走到床前,看着满床的衣裳,林黛玉拿起一件,慢慢地叠好,说:“云妹妹这是怎么了,难不成和二哥哥吵架了不成?就算吵架也不该拿自己的东西出气,好好的衣裳要是弄坏了岂不得不偿失。”

看见林黛玉进来,史湘云不言语了,忿忿的坐到凳子上,要喝茶,却发现茶壶是空的,不觉更是有气,嚷道:“翠缕,给我倒茶!”

“还不快点!”史湘云催促着。

翠绿担忧的望望自己的主子,又看看林黛玉,林黛玉轻轻摇头,表示没事,示意她赶紧上前伺候。

林黛玉招呼紫鹃和锦绣将散落在床上的衣服收拾好,放进衣橱,招呼贾宝玉:“二哥哥,你先回去吧,这里有我,放心,云妹妹不会离开的。”

贾宝玉听见林黛玉下了逐客令,虽然不情愿,可是也不敢违拗,只好往外走,走到门口不放心的回头看了史湘云一眼,正好和她的目光对上,史湘云立刻气哼哼的扭过头去,贾宝玉看此情形,垂头丧气无奈的离开。

一时翠缕端着泡好的茶进来,史湘云端着茶碗不喝,只是看着茶水上面飘着的浮叶,半晌低声说:“林姐姐,对不起,我刚才不是有意说你像那个戏子的。”

在史湘云的对面坐下,林黛玉笑笑说:“没关系,其实我并不在意,我知道你不是有意的,也没有拿我来取笑的意思。你说出来总比那些嘴上不说其实心中却拿来取笑的人好的多,再说不管你说不说,那都是事实,那个小旦的扮相的确和我有几分相似,这个我可是无从反驳的。”

似乎震惊于林黛玉就这么轻而易举的接受了她的道歉并为她开脱,史湘云抬起头,惊讶于林黛玉的豁达,旋即点头说:“就是,我这样说出来远比那些虽然嘴上不说,可是心里却拿林姐姐和那个小旦取笑的人好多的了。只是我不明白,林姐姐既然在这事上这么大方,为什么要和爱哥哥计较,当着那么多姊妹和太太、老太太面前给他没脸?”

林黛玉笑笑,对上史湘云亮晶晶的眼神,心中暗自叹息,这话只怕她早就想问了,难为她憋了这么多天。

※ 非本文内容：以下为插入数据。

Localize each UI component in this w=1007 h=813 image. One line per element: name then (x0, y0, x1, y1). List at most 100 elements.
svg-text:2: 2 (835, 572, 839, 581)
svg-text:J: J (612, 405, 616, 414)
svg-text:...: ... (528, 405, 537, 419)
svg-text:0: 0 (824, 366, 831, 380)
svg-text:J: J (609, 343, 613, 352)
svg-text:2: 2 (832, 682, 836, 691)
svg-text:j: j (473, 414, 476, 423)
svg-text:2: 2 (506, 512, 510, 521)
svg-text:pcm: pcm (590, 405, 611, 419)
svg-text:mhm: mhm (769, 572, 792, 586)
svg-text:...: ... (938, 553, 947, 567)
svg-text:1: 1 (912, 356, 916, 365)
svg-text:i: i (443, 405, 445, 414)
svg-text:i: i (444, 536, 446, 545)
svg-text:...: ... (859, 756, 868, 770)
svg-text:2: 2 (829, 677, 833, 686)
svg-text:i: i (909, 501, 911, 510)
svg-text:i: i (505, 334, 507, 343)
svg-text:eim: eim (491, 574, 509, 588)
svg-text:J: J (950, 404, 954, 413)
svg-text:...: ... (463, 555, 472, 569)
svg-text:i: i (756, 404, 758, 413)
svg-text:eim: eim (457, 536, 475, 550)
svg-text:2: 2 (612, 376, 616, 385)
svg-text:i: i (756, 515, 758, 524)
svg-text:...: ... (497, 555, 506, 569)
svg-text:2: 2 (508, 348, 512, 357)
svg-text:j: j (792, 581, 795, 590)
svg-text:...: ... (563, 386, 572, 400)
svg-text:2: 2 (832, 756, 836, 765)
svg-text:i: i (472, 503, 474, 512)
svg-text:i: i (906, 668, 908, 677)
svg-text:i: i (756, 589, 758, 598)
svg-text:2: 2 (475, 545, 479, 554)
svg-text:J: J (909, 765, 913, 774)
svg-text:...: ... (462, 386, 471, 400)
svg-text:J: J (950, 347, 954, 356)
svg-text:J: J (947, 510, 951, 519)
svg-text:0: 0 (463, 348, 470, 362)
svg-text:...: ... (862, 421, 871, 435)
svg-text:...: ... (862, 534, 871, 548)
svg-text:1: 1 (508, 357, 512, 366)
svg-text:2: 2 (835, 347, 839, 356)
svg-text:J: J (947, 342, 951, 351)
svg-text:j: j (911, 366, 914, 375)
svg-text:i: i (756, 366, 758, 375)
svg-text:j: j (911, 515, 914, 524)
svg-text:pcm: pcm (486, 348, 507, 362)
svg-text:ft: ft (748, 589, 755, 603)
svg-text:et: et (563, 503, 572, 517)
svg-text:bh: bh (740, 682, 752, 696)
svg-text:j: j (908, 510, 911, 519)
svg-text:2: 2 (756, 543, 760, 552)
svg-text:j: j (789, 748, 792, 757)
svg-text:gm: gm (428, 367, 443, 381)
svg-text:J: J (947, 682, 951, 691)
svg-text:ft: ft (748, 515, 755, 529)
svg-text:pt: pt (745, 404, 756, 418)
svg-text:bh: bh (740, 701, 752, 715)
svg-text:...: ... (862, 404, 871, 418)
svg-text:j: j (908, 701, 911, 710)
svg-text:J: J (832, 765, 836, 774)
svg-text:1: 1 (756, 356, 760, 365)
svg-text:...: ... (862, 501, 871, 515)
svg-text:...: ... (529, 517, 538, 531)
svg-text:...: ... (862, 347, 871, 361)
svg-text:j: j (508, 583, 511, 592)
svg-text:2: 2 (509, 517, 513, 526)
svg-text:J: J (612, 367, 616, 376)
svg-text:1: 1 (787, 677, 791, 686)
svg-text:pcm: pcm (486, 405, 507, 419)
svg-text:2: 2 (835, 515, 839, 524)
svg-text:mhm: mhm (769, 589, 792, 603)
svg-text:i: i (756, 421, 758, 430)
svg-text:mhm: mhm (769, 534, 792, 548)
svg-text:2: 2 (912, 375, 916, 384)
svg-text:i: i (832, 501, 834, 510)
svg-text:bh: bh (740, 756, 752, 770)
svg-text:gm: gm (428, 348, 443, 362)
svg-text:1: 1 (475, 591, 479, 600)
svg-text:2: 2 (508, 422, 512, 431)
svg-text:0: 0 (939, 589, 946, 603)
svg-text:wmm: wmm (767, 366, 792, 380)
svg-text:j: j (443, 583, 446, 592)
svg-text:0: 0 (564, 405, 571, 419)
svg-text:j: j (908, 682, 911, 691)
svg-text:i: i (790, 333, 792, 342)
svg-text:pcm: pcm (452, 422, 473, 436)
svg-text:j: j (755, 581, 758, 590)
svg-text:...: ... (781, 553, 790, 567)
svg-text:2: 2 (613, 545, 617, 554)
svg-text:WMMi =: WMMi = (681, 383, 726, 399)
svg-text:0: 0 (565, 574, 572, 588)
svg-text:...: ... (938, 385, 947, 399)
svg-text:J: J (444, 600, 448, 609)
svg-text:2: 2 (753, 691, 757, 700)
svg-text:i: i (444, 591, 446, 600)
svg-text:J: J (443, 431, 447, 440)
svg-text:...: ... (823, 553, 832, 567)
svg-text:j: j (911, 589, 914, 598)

;林黛玉幽幽一叹,说:“不是我给他没脸,是他先给我没脸的,我只是还回去而已。”

“啊?”史湘云睁大眼睛,怔怔的望着林黛玉,这就完了,就这么没头没脑简简单单的一句话就是答案了。根本说的不清不楚,看见林黛玉无意继续,史湘云虽然不满意,也只好罢了。

端起茶杯,用茶盖抹去茶面的浮梗碎叶,轻抿一口,林黛玉默默地看着史湘云出神,依傍叔叔婶婶过活,纵然婶婶对她不好,可是终究一笔写不出两个史字去,不比自己寄人篱下,况且史家人丁也比不上贾家人口众多,事多嘴杂,一些东西若是不曾亲身经历单听别人诉说根本无从领会,所以她才不愿意说太多,也不想。

史湘云的脾气是来得快,去得也快,这会子消了气,又跑去找贾宝玉去了,去了半晌跑了回来,偏巧薛宝钗找了过来,正在屋里和林黛玉闲谈,史湘云就把从贾宝玉那里拿来的纸给两人看。

三人凑在一起看了贾宝玉写的偈子和跟在后面仿着薛宝钗念给他听得《寄生草》填的词,全篇都流露出一股出世的意思。